The Top 10 also pulled up some interesting results, with The Beach Boys' Pet Sounds at number two, Joni Mitchell's Blue at number three, Stevie Wonder's Songs In The Key of Life at number four, The Beatles' Abbey Road at number five and Nirvana's Nevermind at number six.
Lauryn Hill also provided the top hip hop and R&B album in the entire list, coming in at number 10 with The Miseducation of Lauryn Hill.
Elsewhere in the Top 10 was Fleetwood Mac's Rumours at seven, Prince and The Revolution's Purple Rain at eight and Bob Dylan's Blood On The Tracks at nine.
These results are seen as the most inclusive Rolling Stone has published to-date, with black and female musicians given more recognition.
But what was the reaction to the list online and who actually voted for them anyway? Find out who voted, how the list is compiled and what the responses are here.
Who voted for Rolling Stone's 500 Best Albums of All Time?
Rolling Stone has confirmed that over 300 artists, journalists and industry figures make up their esteemed voters. The likes of Beyonce, Billie Eilish, U2's Adam Clayton and Taylor Swift are among some of the artists that helped make the new list.
How are Rolling Stone's 500 Best Albums compiled?
The magazine explained: "Voters were asked to submit ranked ballots listing their 50 favorite albums of all time. Votes were tabulated, with the highest-ranked album on each list receiving 300 points, the second highest 290 points, and so on down to 44 points for number 50. More than 3,000 albums received at least one vote."

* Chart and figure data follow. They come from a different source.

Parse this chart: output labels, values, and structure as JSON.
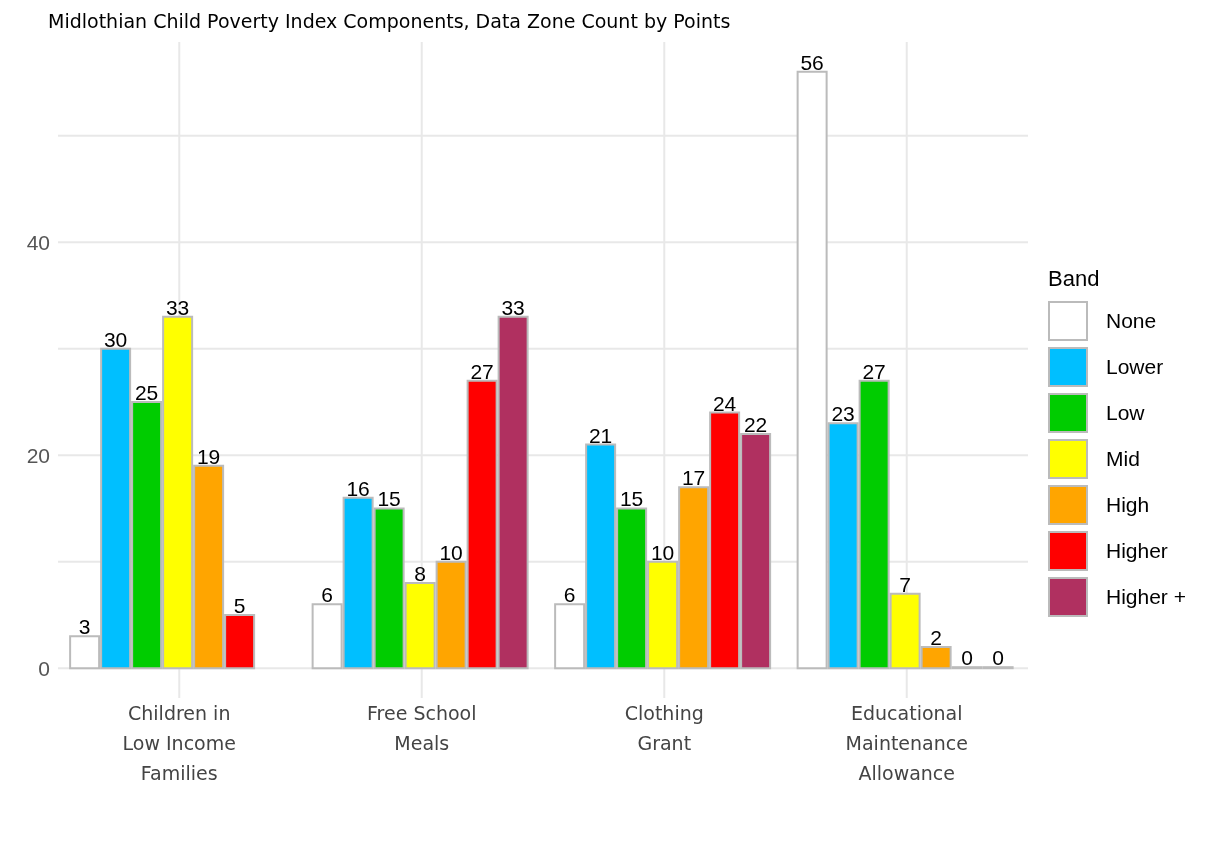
{
  "chart_data": {
    "type": "bar",
    "title": "Midlothian Child Poverty Index Components, Data Zone Count by Points",
    "categories": [
      "Children in Low Income Families",
      "Free School Meals",
      "Clothing Grant",
      "Educational Maintenance Allowance"
    ],
    "series": [
      {
        "name": "None",
        "color": "#ffffff",
        "values": [
          3,
          6,
          6,
          56
        ]
      },
      {
        "name": "Lower",
        "color": "#00bfff",
        "values": [
          30,
          16,
          21,
          23
        ]
      },
      {
        "name": "Low",
        "color": "#00cc00",
        "values": [
          25,
          15,
          15,
          27
        ]
      },
      {
        "name": "Mid",
        "color": "#ffff00",
        "values": [
          33,
          8,
          10,
          7
        ]
      },
      {
        "name": "High",
        "color": "#ffa500",
        "values": [
          19,
          10,
          17,
          2
        ]
      },
      {
        "name": "Higher",
        "color": "#ff0000",
        "values": [
          5,
          27,
          24,
          0
        ]
      },
      {
        "name": "Higher +",
        "color": "#b03060",
        "values": [
          null,
          33,
          22,
          0
        ]
      }
    ],
    "ylim": [
      -2.8,
      58.8
    ],
    "yticks": [
      0,
      {
        "value": 10,
        "label": null
      },
      20,
      {
        "value": 30,
        "label": null
      },
      40,
      {
        "value": 50,
        "label": null
      }
    ],
    "grid": true,
    "legend": "right",
    "legend_title": "Band",
    "data_labels": true
  }
}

What are the reactions to Rolling Stone's 500 Best Albums of All Time?
As with everything, there were more than a few different reactions to the new and updated list. Some believed it to be fair and more inclusive, others thought that contemporary stars had no place being recognised in the same canon as some of the most-loved albums of all time. Either way, it's got people talking.
Read some interesting reactions here:
Some still thought it included way too much from classic artists such as The Beatles and The Rolling Stones:
Eh it’s still too much Beatles, Stones, Bowie, Springsteen, Dylan, and too much rock. It’s more of a “best of rock and some other stuff” list. No thanks https://t.co/C61Os7AQiz— SPIRAL CURSE DEMARCO (@Clarknova1) September 22, 2020
However, others weren't too impressed by the newer artists added, such as Drake and Adele.
lol it sure as hell isn't drake or anything else in this generation thats for sure— Jamie_Oiler (@oiler_jamie) September 23, 2020
One believed the list was much more political than anything else:
Nothing to do with music, everything to do with politics.— Michael Abood (@michaelabood1) September 24, 2020
However, one commentator thought a separate list should have been made just for the 21st Century to avoid all the fuss.
Makes no sense to replace and shuffle. Start a 21st Century list.— TruthTeller (@TruthTweeterUSA) September 24, 2020
What do you think? Most importantly, is your favourite album of all time still in there?